Student sample for assessment
Written by a Year 7 student in Traralgon, Victoria, Australia.
Modern school is completely different from how our grandparents learned. In my Year 7 day, I am using technology almost constantly — not because we are obsessed, but because it does things that would have been impossible before. In most of my classes, I use a laptop. We do not write on paper as much anymore. In maths, I open a programme that lets me visualise three-dimensional shapes, which helps me understand angles and space in a way that drawings on paper cannot. The teacher projects a problem on the whiteboard, and I type my answer into a shared document that she can see immediately. If I get it wrong, she knows right away, and we discuss it together. That feedback is much faster than waiting for marked homework. In English, I use Google Docs. Three of us might be writing an essay together, all editing the same document at the same time. The teacher can see us working and commenting on each other's ideas.
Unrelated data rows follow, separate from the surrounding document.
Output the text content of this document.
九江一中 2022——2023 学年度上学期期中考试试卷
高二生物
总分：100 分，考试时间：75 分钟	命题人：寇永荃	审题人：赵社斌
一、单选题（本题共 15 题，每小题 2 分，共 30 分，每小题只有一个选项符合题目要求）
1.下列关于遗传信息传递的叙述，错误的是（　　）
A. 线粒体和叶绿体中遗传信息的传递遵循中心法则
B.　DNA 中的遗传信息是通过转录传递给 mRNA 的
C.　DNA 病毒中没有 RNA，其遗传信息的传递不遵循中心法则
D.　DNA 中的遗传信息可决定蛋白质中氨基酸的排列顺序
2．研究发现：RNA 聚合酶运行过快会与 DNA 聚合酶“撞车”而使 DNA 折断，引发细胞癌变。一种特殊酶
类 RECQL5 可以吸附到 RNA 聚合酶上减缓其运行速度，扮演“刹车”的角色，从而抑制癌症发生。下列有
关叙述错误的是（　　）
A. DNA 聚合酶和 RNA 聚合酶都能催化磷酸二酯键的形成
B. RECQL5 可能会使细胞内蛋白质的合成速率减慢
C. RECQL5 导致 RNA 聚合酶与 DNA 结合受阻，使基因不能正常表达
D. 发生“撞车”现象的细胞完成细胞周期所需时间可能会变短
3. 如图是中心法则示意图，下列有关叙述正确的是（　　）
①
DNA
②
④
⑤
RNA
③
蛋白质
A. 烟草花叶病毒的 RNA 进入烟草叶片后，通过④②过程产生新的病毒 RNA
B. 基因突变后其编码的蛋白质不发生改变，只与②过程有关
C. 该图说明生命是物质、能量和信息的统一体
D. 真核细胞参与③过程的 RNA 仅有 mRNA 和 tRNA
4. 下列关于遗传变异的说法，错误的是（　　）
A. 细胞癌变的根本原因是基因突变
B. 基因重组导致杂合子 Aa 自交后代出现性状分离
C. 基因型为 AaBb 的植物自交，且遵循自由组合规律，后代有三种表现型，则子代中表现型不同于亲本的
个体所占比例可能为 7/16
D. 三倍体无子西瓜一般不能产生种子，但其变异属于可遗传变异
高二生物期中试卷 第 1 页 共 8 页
It is like having all your friends helping you check your thinking while you write, rather than writing alone and then asking someone to read it later. In science, we use tablets to record videos of experiments. Instead of writing up results, I film what happens — the colour changing, the temperature rising — and narrate what I observe. Later, I watch the video again and write my analysis. Seeing the experiment twice (once live, once on screen) helps me understand it better than just watching and writing notes. For research, I use library databases instead of going to a physical library. I can search for sources at home, read them on my laptop, and collect quotes in a folder. My old-fashioned way would mean going to a building and looking through books. The thing is, none of this technology is replacing thinking. The tools just make our thinking more efficient and more visible. Teachers can see what we are struggling with and help faster. We can collaborate more easily. We can record and replay experiences. It is not that technology is smarter — it is that it lets us see our own learning more clearly.